# CS 252 - Homework #1

Homework 1 is due Monday September 16 at 5 PM. Turn it in in the appropriate box in 283 Soda. Note that the building is locked (for those who do not have keycard access at 6:45 PM during the week, as well as on the weekends.

Homework assignments should be done in pairs. Each pair is to do their own work, separate from the other pairs. Each pair turns in one solution.

• 4.14, all parts (a-k)
• 4.25, table of pros and cons + short essay
• B.3, all parts (a-g)
• B.15, table of pros and cons + short essay

Here are a few simplifications and clarifications regarding question 4.14:

• Assume that Figures 4.2 (page 224) and 4.63 (page 367) have been changed to the following:
instruction
producing result
instruction
using result
latency in
clock cycles
FP ALU opanything3
Figure 4.2

instruction
producing result
instruction
using result
latency in
clock cycles
FP multiplyanything6
integer op
anything0
Figure 4.63

For the purposes of the scoreboard and Tomasulo's algorithm, assume that a latency of n cycles implies an execution time of n+1 cycles.
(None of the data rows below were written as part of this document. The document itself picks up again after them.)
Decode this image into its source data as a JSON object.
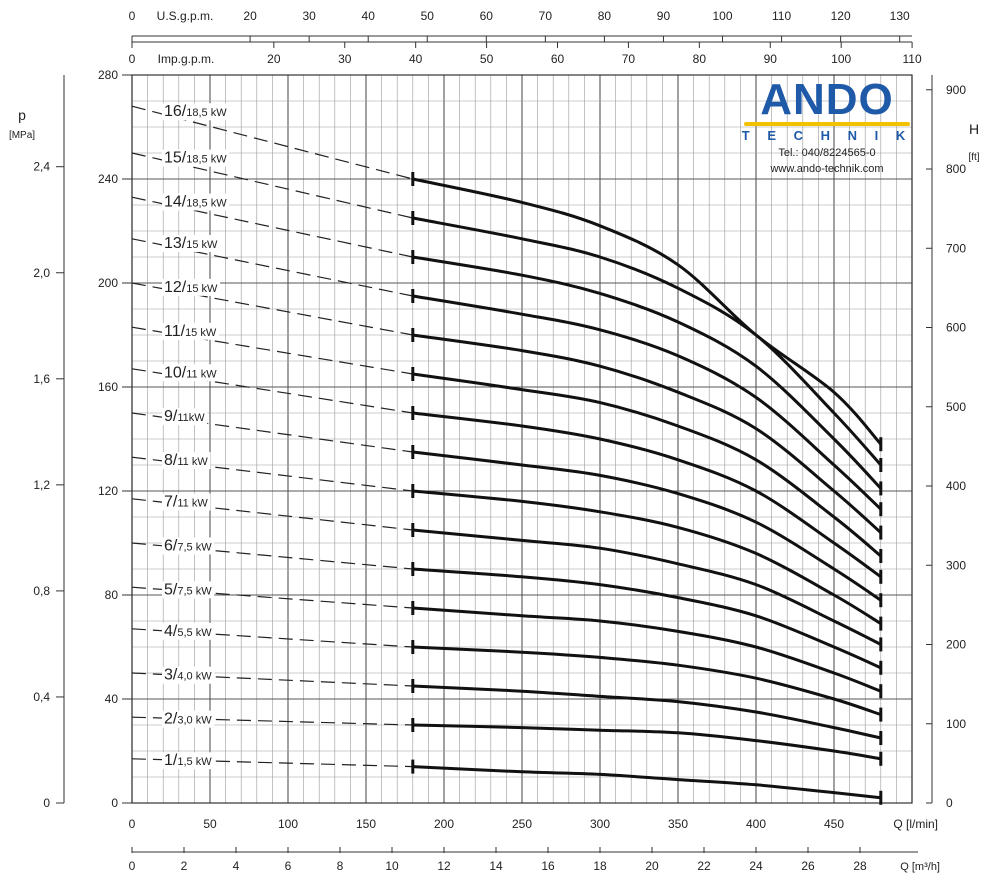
{
  "brand": {
    "name": "ANDO",
    "subtitle": "T E C H N I K",
    "phone": "Tel.: 040/8224565-0",
    "website": "www.ando-technik.com"
  },
  "chart_data": {
    "type": "line",
    "x_primary": {
      "label": "Q [l/min]",
      "range": [
        0,
        500
      ],
      "ticks": [
        0,
        50,
        100,
        150,
        200,
        250,
        300,
        350,
        400,
        450
      ]
    },
    "x_bottom2": {
      "label": "Q [m³/h]",
      "range": [
        0,
        30
      ],
      "ticks": [
        0,
        2,
        4,
        6,
        8,
        10,
        12,
        14,
        16,
        18,
        20,
        22,
        24,
        26,
        28
      ]
    },
    "x_top1": {
      "label": "U.S.g.p.m.",
      "range": [
        0,
        132
      ],
      "ticks": [
        0,
        20,
        30,
        40,
        50,
        60,
        70,
        80,
        90,
        100,
        110,
        120,
        130
      ],
      "extra_labels": [
        "U.S.g.p.m."
      ]
    },
    "x_top2": {
      "label": "Imp.g.p.m.",
      "range": [
        0,
        110
      ],
      "ticks": [
        0,
        20,
        30,
        40,
        50,
        60,
        70,
        80,
        90,
        100,
        110
      ]
    },
    "y_left_head": {
      "label": "",
      "range": [
        0,
        280
      ],
      "ticks": [
        0,
        40,
        80,
        120,
        160,
        200,
        240,
        280
      ]
    },
    "y_left_pressure": {
      "label": "p",
      "unit": "[MPa]",
      "ticks": [
        "0",
        "0,4",
        "0,8",
        "1,2",
        "1,6",
        "2,0",
        "2,4"
      ]
    },
    "y_right": {
      "label": "H",
      "unit": "[ft]",
      "ticks": [
        0,
        100,
        200,
        300,
        400,
        500,
        600,
        700,
        800,
        900
      ]
    },
    "operating_range_q": [
      180,
      480
    ],
    "grid": true,
    "series": [
      {
        "name": "1/1,5 kW",
        "stages": "1",
        "power": "1,5 kW",
        "q": [
          0,
          180,
          250,
          300,
          350,
          400,
          450,
          480
        ],
        "h": [
          17,
          14,
          12,
          11,
          9,
          7,
          4,
          2
        ]
      },
      {
        "name": "2/3,0 kW",
        "stages": "2",
        "power": "3,0 kW",
        "q": [
          0,
          180,
          250,
          300,
          350,
          400,
          450,
          480
        ],
        "h": [
          33,
          30,
          29,
          28,
          27,
          24,
          20,
          17
        ]
      },
      {
        "name": "3/4,0 kW",
        "stages": "3",
        "power": "4,0 kW",
        "q": [
          0,
          180,
          250,
          300,
          350,
          400,
          450,
          480
        ],
        "h": [
          50,
          45,
          43,
          41,
          39,
          35,
          29,
          25
        ]
      },
      {
        "name": "4/5,5 kW",
        "stages": "4",
        "power": "5,5 kW",
        "q": [
          0,
          180,
          250,
          300,
          350,
          400,
          450,
          480
        ],
        "h": [
          67,
          60,
          58,
          56,
          53,
          48,
          40,
          34
        ]
      },
      {
        "name": "5/7,5 kW",
        "stages": "5",
        "power": "7,5 kW",
        "q": [
          0,
          180,
          250,
          300,
          350,
          400,
          450,
          480
        ],
        "h": [
          83,
          75,
          72,
          70,
          66,
          60,
          50,
          43
        ]
      },
      {
        "name": "6/7,5 kW",
        "stages": "6",
        "power": "7,5 kW",
        "q": [
          0,
          180,
          250,
          300,
          350,
          400,
          450,
          480
        ],
        "h": [
          100,
          90,
          87,
          84,
          79,
          72,
          60,
          52
        ]
      },
      {
        "name": "7/11 kW",
        "stages": "7",
        "power": "11 kW",
        "q": [
          0,
          180,
          250,
          300,
          350,
          400,
          450,
          480
        ],
        "h": [
          117,
          105,
          101,
          98,
          92,
          84,
          70,
          61
        ]
      },
      {
        "name": "8/11 kW",
        "stages": "8",
        "power": "11 kW",
        "q": [
          0,
          180,
          250,
          300,
          350,
          400,
          450,
          480
        ],
        "h": [
          133,
          120,
          116,
          112,
          106,
          96,
          80,
          69
        ]
      },
      {
        "name": "9/11kW",
        "stages": "9",
        "power": "11kW",
        "q": [
          0,
          180,
          250,
          300,
          350,
          400,
          450,
          480
        ],
        "h": [
          150,
          135,
          130,
          126,
          119,
          108,
          90,
          78
        ]
      },
      {
        "name": "10/11 kW",
        "stages": "10",
        "power": "11 kW",
        "q": [
          0,
          180,
          250,
          300,
          350,
          400,
          450,
          480
        ],
        "h": [
          167,
          150,
          145,
          140,
          132,
          120,
          100,
          87
        ]
      },
      {
        "name": "11/15 kW",
        "stages": "11",
        "power": "15 kW",
        "q": [
          0,
          180,
          250,
          300,
          350,
          400,
          450,
          480
        ],
        "h": [
          183,
          165,
          159,
          154,
          145,
          132,
          110,
          95
        ]
      },
      {
        "name": "12/15 kW",
        "stages": "12",
        "power": "15 kW",
        "q": [
          0,
          180,
          250,
          300,
          350,
          400,
          450,
          480
        ],
        "h": [
          200,
          180,
          174,
          168,
          158,
          144,
          120,
          104
        ]
      },
      {
        "name": "13/15 kW",
        "stages": "13",
        "power": "15 kW",
        "q": [
          0,
          180,
          250,
          300,
          350,
          400,
          450,
          480
        ],
        "h": [
          217,
          195,
          188,
          182,
          172,
          156,
          130,
          113
        ]
      },
      {
        "name": "14/18,5 kW",
        "stages": "14",
        "power": "18,5 kW",
        "q": [
          0,
          180,
          250,
          300,
          350,
          400,
          450,
          480
        ],
        "h": [
          233,
          210,
          203,
          196,
          185,
          168,
          140,
          121
        ]
      },
      {
        "name": "15/18,5 kW",
        "stages": "15",
        "power": "18,5 kW",
        "q": [
          0,
          180,
          250,
          300,
          350,
          400,
          450,
          480
        ],
        "h": [
          250,
          225,
          217,
          210,
          198,
          180,
          150,
          130
        ]
      },
      {
        "name": "16/18,5 kW",
        "stages": "16",
        "power": "18,5 kW",
        "q": [
          0,
          180,
          250,
          300,
          350,
          400,
          450,
          480
        ],
        "h": [
          268,
          240,
          231,
          222,
          207,
          180,
          158,
          138
        ]
      }
    ]
  }
}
If you already did this problem with the more complex assumptions written in the book, don't worry. Just state what your assumptions are. There's no need to redo any work.

• Note that the scoreboard and Tomasulo's examples, as presented in the book and in lecture, do not pipeline the floating point units. However, similar behavior can be achieved by either pipelining a unit or replicating the unit.

• As was done in class, it is only necessary to show the floating point unit with respect to the scoreboard and Tomasulo's algorithm.

• When parts (c) and (d) of 4.14 say "there is on integer functional unit that takes only a single execution cycle (the latency to use is 0 cycles, including loads and stores)", that means that the cost of an integer operation is simply 1 clock cycle ticking by. Yes, this is unrealistic, but the point of the question is to concentrate on the behavior of the floating point unit.

• Assume that while DLX has the necessary forwarding to accomplish the latencies mentioned above; the scoreboard implementation can not read an operand until after it has been written back to the register file (scoreboard); and Tomasulo's algorithm can not get a result until it is broadcast on the CDB.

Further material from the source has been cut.